La jurisprudence francophone des Cours suprêmes


recherche avancée

29/09/2015 | FRANCE | N°15PA00470

France | France, Cour administrative d'appel de Paris, 10ème chambre, 29 septembre 2015, 15PA00470


Vu la procédure suivante :

Procédure contentieuse antérieure :

Mme A...B...a demandé au Tribunal administratif de Paris d'annuler la décision implicite de refus opposée par le préfet de police à sa demande de titre de séjour, décision à laquelle s'est substitué un arrêté en date du 12 juin 2014, par lequel ledit préfet a explicitement rejeté la demande de Mme B..., l'a obligée à quitter le territoire dans le délai de trente jours et a fixé le pays à destination duquel l'intéressée serait reconduite.

Par un jugement n° 1409258/2-2 du 4 décembre 2014

, le Tribunal administratif de Paris a, d'une part, annulé l'arrêté du préfet de police du...

Vu la procédure suivante :

Procédure contentieuse antérieure :

Mme A...B...a demandé au Tribunal administratif de Paris d'annuler la décision implicite de refus opposée par le préfet de police à sa demande de titre de séjour, décision à laquelle s'est substitué un arrêté en date du 12 juin 2014, par lequel ledit préfet a explicitement rejeté la demande de Mme B..., l'a obligée à quitter le territoire dans le délai de trente jours et a fixé le pays à destination duquel l'intéressée serait reconduite.

Par un jugement n° 1409258/2-2 du 4 décembre 2014, le Tribunal administratif de Paris a, d'une part, annulé l'arrêté du préfet de police du 12 juin 2014, et, d'autre part, enjoint au préfet de police de délivrer à Mme B... une carte de séjour temporaire portant la mention

" vie privée et familiale " dans un délai de trois mois à compter de la notification dudit jugement.
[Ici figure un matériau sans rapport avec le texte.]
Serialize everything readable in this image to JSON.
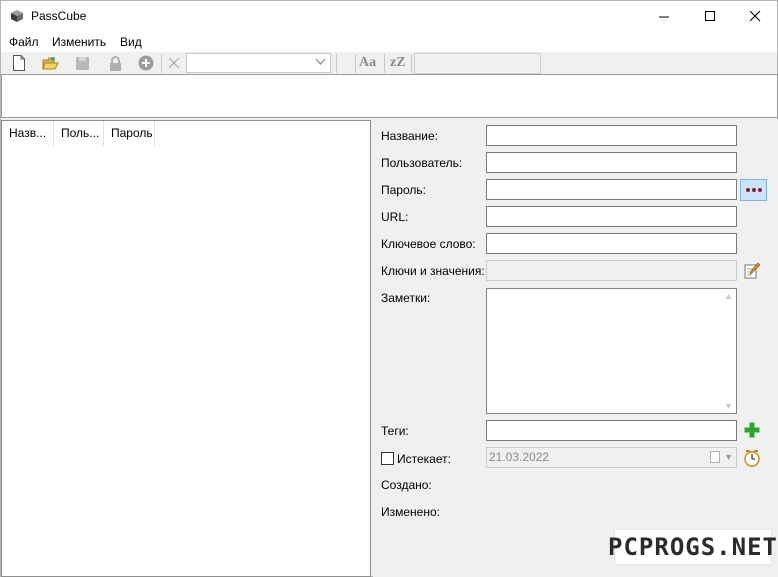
{
  "window": {
    "title": "PassCube",
    "controls": {
      "minimize": "minimize-icon",
      "maximize": "maximize-icon",
      "close": "close-icon"
    }
  },
  "menu": {
    "items": [
      "Файл",
      "Изменить",
      "Вид"
    ]
  },
  "toolbar": {
    "buttons": [
      "new-file-icon",
      "open-file-icon",
      "save-icon",
      "lock-icon",
      "add-circle-icon",
      "delete-x-icon"
    ],
    "search": {
      "value": ""
    },
    "case_sensitive_label": "Aa",
    "sort_label": "zZ",
    "filter": {
      "value": ""
    }
  },
  "list": {
    "columns": [
      "Назв...",
      "Поль...",
      "Пароль"
    ]
  },
  "details": {
    "name_label": "Название:",
    "user_label": "Пользователь:",
    "password_label": "Пароль:",
    "url_label": "URL:",
    "keyword_label": "Ключевое слово:",
    "kv_label": "Ключи и значения:",
    "notes_label": "Заметки:",
    "tags_label": "Теги:",
    "expires_label": "Истекает:",
    "expires_date": "21.03.2022",
    "created_label": "Создано:",
    "modified_label": "Изменено:"
  },
  "watermark": "PCPROGS.NET",
  "colors": {
    "accent_button": "#cce4f7",
    "dots": "#8b1a3a",
    "add_icon": "#2ea82e"
  }
}
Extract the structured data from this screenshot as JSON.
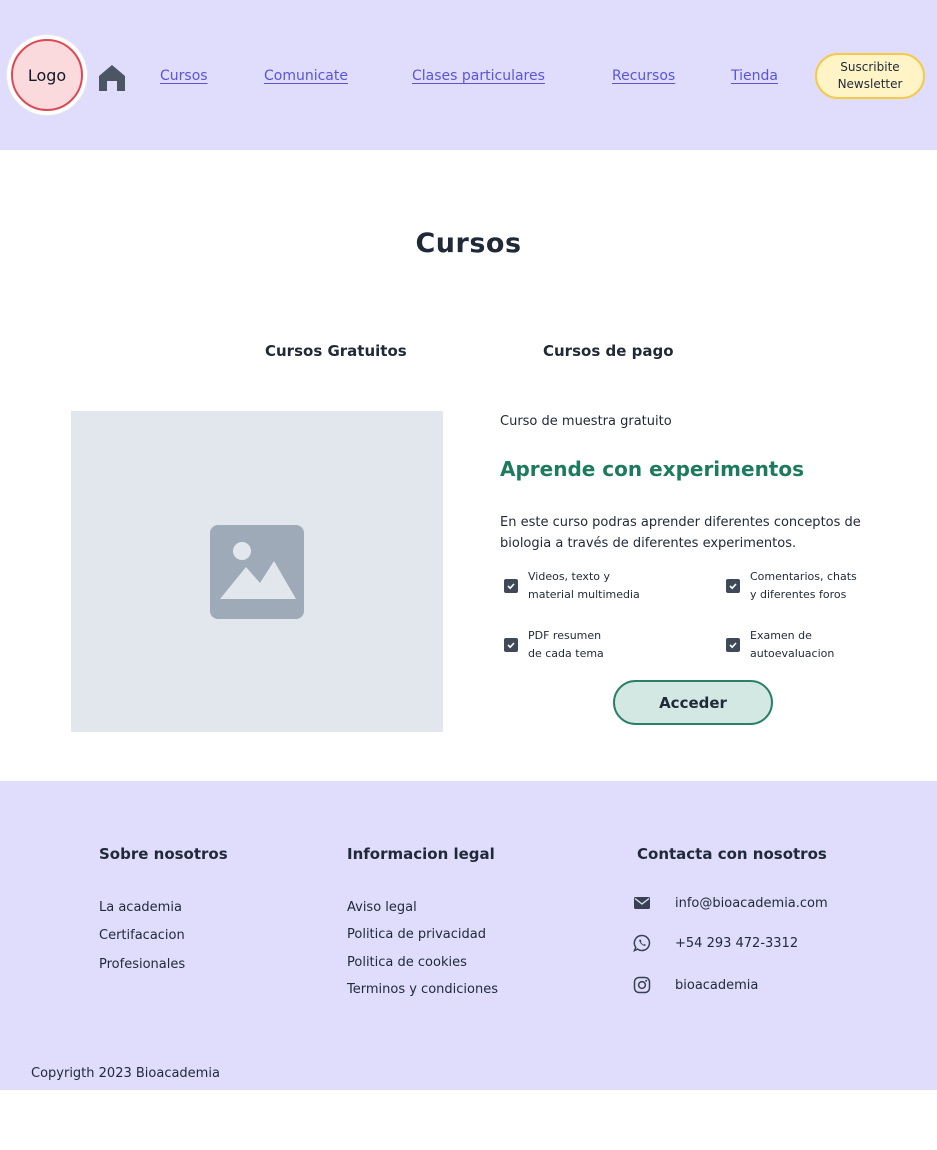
{
  "header": {
    "logo_label": "Logo",
    "nav": {
      "cursos": "Cursos",
      "comunicate": "Comunicate",
      "clases": "Clases particulares",
      "recursos": "Recursos",
      "tienda": "Tienda"
    },
    "newsletter": {
      "line1": "Suscribite",
      "line2": "Newsletter"
    }
  },
  "main": {
    "title": "Cursos",
    "tabs": {
      "free": "Cursos Gratuitos",
      "paid": "Cursos de pago"
    },
    "course": {
      "label": "Curso de muestra gratuito",
      "title": "Aprende con experimentos",
      "description": "En este curso podras aprender diferentes conceptos de biologia a través de diferentes experimentos.",
      "features": [
        {
          "line1": "Videos, texto y",
          "line2": "material multimedia"
        },
        {
          "line1": "Comentarios, chats",
          "line2": "y diferentes foros"
        },
        {
          "line1": "PDF resumen",
          "line2": "de cada tema"
        },
        {
          "line1": "Examen de",
          "line2": "autoevaluacion"
        }
      ],
      "button": "Acceder"
    }
  },
  "footer": {
    "about": {
      "heading": "Sobre nosotros",
      "links": [
        "La academia",
        "Certifacacion",
        "Profesionales"
      ]
    },
    "legal": {
      "heading": "Informacion legal",
      "links": [
        "Aviso legal",
        "Politica de privacidad",
        "Politica de cookies",
        "Terminos y condiciones"
      ]
    },
    "contact": {
      "heading": "Contacta con nosotros",
      "email": "info@bioacademia.com",
      "phone": "+54 293 472-3312",
      "instagram": "bioacademia"
    },
    "copyright": "Copyrigth 2023 Bioacademia"
  },
  "colors": {
    "header_bg": "#dfdcfc",
    "nav_link": "#5b55d6",
    "accent_green": "#1e7a5e",
    "newsletter_bg": "#fff4c5",
    "newsletter_border": "#f5c94a",
    "logo_border": "#dc4a57"
  }
}
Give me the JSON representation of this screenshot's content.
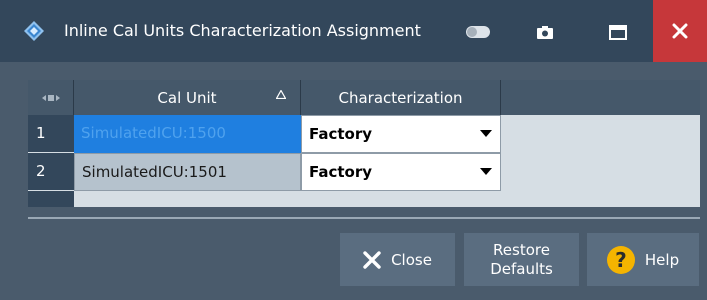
{
  "window": {
    "title": "Inline Cal Units Characterization Assignment"
  },
  "title_bar": {
    "icons": [
      "rs-logo-icon",
      "toggle-icon",
      "camera-icon",
      "maximize-icon",
      "close-icon"
    ],
    "colors": {
      "bar": "#33475b",
      "close_button": "#c6373a"
    }
  },
  "table": {
    "columns": [
      "Cal Unit",
      "Characterization"
    ],
    "sort_indicator": "△",
    "rows": [
      {
        "index": "1",
        "cal_unit": "SimulatedICU:1500",
        "characterization": "Factory",
        "selected": true
      },
      {
        "index": "2",
        "cal_unit": "SimulatedICU:1501",
        "characterization": "Factory",
        "selected": false
      }
    ]
  },
  "buttons": {
    "close": "Close",
    "restore_line1": "Restore",
    "restore_line2": "Defaults",
    "help": "Help"
  },
  "colors": {
    "selected_cell": "#1f7fe0",
    "help_badge": "#f5b400"
  }
}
Procédure devant la Cour :

Par une requête, enregistrée le 3 février 2015, le préfet de police demande à la Cour :

1°) d'annuler le jugement n° 1409258/2-2 du 4 décembre 2014 ;

2°) de rejeter la demande présentée par Mme B...devant le Tribunal administratif de Paris ;

Il soutient que :

- la requête de Mme B...présentée devant le tribunal administratif est tardive et, par suite, irrecevable ;

- il n'a pas commis d'erreur manifeste d'appréciation sur la situation de Mme B...en refusant de lui délivrer un titre de séjour ;

- s'agissant des autres moyens soulevés par Mme B...en première instance, il entend conserver le bénéfice de ses écritures devant le tribunal administratif.

Par un mémoire en défense, enregistré le 8 juillet 2015, Mme A...B..., représentée par Me Scalbert, demande à la Cour de rejeter la requête et de mettre à la charge de l'Etat la somme de 1 500 euros sur le fondement des articles L. 761-1 du code de justice administrative et 37 de la loi du 10 juillet 1991.
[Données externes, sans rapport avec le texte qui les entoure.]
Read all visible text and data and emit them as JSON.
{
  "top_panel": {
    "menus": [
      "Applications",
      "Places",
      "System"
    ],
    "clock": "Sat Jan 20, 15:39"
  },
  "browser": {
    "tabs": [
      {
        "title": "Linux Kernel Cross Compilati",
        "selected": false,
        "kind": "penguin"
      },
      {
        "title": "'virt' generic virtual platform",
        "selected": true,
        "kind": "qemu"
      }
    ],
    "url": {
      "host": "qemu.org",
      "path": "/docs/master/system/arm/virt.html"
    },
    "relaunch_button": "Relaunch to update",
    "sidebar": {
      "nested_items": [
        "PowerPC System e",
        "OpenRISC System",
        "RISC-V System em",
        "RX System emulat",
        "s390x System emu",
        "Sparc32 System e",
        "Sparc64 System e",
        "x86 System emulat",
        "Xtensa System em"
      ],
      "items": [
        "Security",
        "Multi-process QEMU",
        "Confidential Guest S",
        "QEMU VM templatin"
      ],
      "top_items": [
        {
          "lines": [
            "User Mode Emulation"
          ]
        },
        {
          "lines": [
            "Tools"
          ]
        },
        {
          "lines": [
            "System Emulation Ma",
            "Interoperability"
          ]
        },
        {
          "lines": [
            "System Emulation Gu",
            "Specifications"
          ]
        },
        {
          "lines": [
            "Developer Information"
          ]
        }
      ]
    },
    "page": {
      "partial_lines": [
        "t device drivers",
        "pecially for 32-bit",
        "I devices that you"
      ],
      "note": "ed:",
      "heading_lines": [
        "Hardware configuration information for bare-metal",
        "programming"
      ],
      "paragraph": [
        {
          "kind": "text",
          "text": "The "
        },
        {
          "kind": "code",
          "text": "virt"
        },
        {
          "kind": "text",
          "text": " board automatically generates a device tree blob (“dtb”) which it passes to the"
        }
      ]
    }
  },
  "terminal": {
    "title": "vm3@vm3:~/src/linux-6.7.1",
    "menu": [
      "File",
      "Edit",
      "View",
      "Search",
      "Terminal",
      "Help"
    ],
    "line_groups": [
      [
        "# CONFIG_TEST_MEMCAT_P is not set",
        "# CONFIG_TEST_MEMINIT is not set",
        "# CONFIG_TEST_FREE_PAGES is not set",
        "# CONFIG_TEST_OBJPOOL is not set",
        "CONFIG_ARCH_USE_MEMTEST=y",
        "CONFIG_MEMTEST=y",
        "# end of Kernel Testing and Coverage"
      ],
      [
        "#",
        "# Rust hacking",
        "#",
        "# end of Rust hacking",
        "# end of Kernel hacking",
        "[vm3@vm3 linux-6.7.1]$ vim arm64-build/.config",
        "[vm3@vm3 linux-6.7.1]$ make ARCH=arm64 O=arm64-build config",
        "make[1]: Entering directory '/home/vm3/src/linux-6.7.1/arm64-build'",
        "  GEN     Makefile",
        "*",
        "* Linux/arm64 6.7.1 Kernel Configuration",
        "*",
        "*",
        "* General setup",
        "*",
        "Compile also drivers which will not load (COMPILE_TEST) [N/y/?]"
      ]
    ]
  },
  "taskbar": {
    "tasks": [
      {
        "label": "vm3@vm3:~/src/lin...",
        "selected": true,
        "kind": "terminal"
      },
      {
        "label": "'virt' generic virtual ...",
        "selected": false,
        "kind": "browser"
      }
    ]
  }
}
Mme B...fait valoir que les moyens soulevés par le préfet de police ne sont pas fondés.

Mme B...a été admise au bénéfice de l'aide juridictionnelle partielle par une décision du bureau d'aide juridictionnelle près le Tribunal de grande instance de Paris du

22 mai 2015.

Vu les autres pièces du dossier.

Vu :

- la loi n° 2000-321 du 12 avril 2000 ;

- le décret n° 2001-492 du 6 juin 2001 ;

- la loi n° 79-587 du 11 juillet 1979 ;

- la convention européenne de sauvegarde des droits de l'homme et des libertés fondamentales ;

- le code de l'entrée et du séjour des étrangers et du droit d'asile ;

- la loi n° 91-647 du 10 juillet 1991 ;

- le code de justice administrative.

Les parties ont été régulièrement averties du jour de l'audience.

Ont été entendus au cours de l'audience publique :

- le rapport de Mme Mielnik-Meddah ;

- les conclusions de M. Ouardes, rapporteur public ;

- et les observations de Me Scalbert, avocat de MmeB....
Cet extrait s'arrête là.